Indianapolis has been given another chance at hosting one of the major events it lost out on in the early days of the pandemic. The Seventh-Day Adventist Church on Thursday said it has picked the city to host its General Conference Session in June 2030.
The massive event had been scheduled to take place in Indianapolis in July 2020 along with more than 350 other events during the first year of the pandemic but was called off. The 2030 General Conference Session is expected to draw more than 65,000 people over an 18-day period and generate about $44 million in economic impact, according to figures from Visit Indy, the city’s tourism arm.
The event is expected to result in the booking of about 36,000 hotel room nights.
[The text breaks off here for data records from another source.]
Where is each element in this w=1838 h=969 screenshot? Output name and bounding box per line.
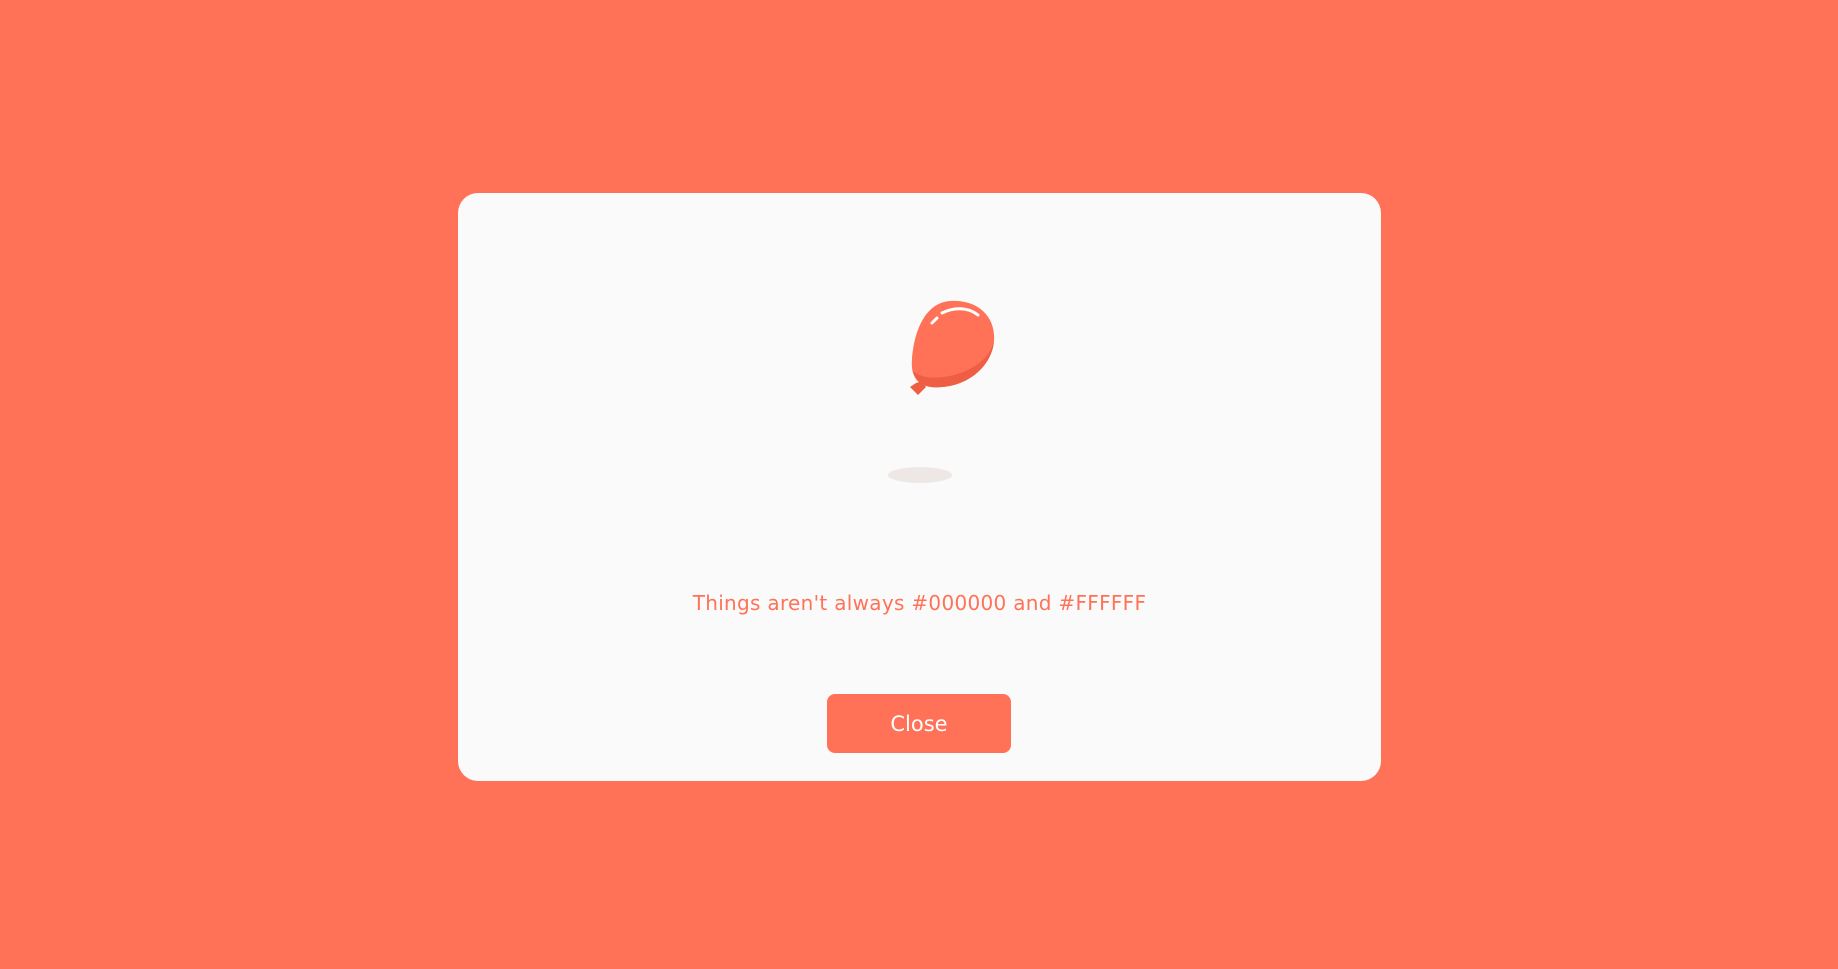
- balloon-icon: [910, 300, 995, 395]
- modal-message: Things aren't always #000000 and #FFFFFF: [692, 591, 1147, 615]
- modal-dialog: Things aren't always #000000 and #FFFFFF…: [458, 193, 1381, 781]
- close-button[interactable]: Close: [827, 694, 1011, 753]
- balloon-shadow: [888, 467, 952, 483]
Seventh-Day Adventist delegates selected Indianapolis over St. Louis during its annual council meeting on Tuesday in Washington, D.C., after hearing pitches from both cities. About 96% of delegates voted for Indianapolis to host the 2030 session. St. Louis hosted the event this year following the back-to-back postponements in 2020 and 2021 and is scheduled to host the next one, in July 2025. General Conference Sessions take place every five years under typical conditions.
The organization shared the news through its in-house news outlet, Adventist News Network. Representatives for the church did not immediately return an email requesting comment late Thursday.
The conference’s selection committee recommended Indianapolis in part because of its proximity to a large portion of the membership base, as well as its facilities, including Lucas Oil Stadium and the Indiana Convention Center.
The conference is not contingent upon the completion of the proposed 814-room Signia Hilton hotel at Pan Am Plaza, which is scheduled to open in 2026, but Visit Indy Senior Vice President of Marketing & Communications Chris Gahl said anticipation for the hotel didn’t hurt. Gahl was one of six local tourism officials with Visit Indy and the convention center to pitch Indianapolis this week to the church’s leaders.
“We included facts about the Pan Am project in our presentation,” he said. “Slated to first meet in 2020, they can fit in the city without the project, yet, we know they are ultimately intrigued with how the expansion can give them the ability to grow further.”